Они не торопясь, рука об руку, шагали обратно к дому, и София знала, что ни она, ни Максин никогда не забудут тот день в июне: жару, яркий свет, приход союзников и солнце, уже готовое упасть с неба. День, когда Лоренцо вернулся домой, день, когда она сама сделала выбор между жизнью и смертью. Интересно, думала она, будут ли грядущие поколения или даже гости этих мест иметь хоть какое-то представление о том, что здесь произошло, когда приедут любоваться этими прекрасными холмами и долинами, а также аллеями кипарисов? Когда они увидят весь блеск и великолепие весны – поля, сплошь покрытые ковром ярко-красных маков, обочины дорог, утопающие в полевых цветах, – когда станут упиваться ароматом этого воздуха, в котором порхает множество бабочек, о чем они будут думать?

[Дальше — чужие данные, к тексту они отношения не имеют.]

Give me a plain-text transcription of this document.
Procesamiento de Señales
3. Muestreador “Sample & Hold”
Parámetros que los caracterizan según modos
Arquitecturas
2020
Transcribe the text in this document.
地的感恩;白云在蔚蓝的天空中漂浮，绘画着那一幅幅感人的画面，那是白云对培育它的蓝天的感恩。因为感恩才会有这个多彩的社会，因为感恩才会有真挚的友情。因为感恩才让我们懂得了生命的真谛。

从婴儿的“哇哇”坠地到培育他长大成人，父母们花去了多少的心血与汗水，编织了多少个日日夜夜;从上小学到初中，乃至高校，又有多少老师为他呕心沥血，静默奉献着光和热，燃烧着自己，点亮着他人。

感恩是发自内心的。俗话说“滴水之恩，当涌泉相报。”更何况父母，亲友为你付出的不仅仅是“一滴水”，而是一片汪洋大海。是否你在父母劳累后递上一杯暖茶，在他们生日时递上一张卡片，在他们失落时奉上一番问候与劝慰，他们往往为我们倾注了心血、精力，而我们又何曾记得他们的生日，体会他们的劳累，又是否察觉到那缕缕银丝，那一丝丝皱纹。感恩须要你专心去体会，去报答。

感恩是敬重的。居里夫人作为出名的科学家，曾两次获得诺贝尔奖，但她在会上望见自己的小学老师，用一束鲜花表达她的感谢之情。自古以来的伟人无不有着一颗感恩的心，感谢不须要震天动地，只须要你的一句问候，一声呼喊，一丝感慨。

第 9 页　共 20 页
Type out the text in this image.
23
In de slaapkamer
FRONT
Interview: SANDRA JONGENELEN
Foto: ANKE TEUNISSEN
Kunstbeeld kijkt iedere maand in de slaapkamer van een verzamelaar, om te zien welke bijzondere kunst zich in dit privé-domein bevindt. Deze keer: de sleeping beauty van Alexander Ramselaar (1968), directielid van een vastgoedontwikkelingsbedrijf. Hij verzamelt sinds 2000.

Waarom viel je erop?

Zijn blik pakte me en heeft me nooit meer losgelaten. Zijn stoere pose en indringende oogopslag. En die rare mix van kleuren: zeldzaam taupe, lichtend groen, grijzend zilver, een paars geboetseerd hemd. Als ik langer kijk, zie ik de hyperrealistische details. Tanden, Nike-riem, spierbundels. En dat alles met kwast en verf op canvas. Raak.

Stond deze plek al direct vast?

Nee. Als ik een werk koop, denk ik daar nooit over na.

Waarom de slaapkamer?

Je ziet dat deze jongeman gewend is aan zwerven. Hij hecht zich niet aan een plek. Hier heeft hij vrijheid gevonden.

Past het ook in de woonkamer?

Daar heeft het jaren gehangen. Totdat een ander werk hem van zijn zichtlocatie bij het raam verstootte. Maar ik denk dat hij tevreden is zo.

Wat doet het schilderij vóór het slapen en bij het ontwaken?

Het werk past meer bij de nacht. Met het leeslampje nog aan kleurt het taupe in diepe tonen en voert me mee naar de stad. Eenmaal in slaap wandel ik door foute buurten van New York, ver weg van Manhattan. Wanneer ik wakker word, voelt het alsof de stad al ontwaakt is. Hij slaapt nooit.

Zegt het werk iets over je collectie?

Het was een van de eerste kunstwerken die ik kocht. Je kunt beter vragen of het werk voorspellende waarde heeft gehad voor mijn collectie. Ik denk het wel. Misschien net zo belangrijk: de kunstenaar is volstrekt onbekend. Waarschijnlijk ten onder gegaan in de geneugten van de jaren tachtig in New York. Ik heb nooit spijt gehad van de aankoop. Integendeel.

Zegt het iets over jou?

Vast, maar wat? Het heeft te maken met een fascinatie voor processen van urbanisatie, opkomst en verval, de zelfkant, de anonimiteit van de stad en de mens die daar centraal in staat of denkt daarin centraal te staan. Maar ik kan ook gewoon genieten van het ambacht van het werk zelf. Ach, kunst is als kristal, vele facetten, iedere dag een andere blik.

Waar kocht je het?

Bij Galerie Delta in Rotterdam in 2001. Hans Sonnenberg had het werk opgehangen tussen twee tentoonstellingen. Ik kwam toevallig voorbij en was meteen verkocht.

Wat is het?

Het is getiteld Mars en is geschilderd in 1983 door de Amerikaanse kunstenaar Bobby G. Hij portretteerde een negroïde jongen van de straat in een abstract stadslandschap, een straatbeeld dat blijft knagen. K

И когда они станут вдыхать запах свежеиспеченного хлеба, прогуливаться в садах, наполненных благоуханием розмарина и жасмина, будут ли петь их сердца так же, как пело ее собственное сердце? Или перед их внутренним взором предстанут немецкие танки и солдаты в железных касках? Станут ли они завидовать простоте деревенской жизни или удивляться тому, как это сельчанам удалось в эти годы выжить?
И, проезжая по этой местности, чья красота захватывает дух, будут ли их сердца ощущать мир и покой? «Мир» – такое маленькое слово, а какой огромный смысл прячется в нем; мы не ценим его, как и воздух, но лишь до тех пор, пока он у нас есть.
Да, возможно, для них было бы лучше не знать о том, что происходило здесь в прошлом.
Хотя, с другой стороны, знать о прошлом жизненно необходимо.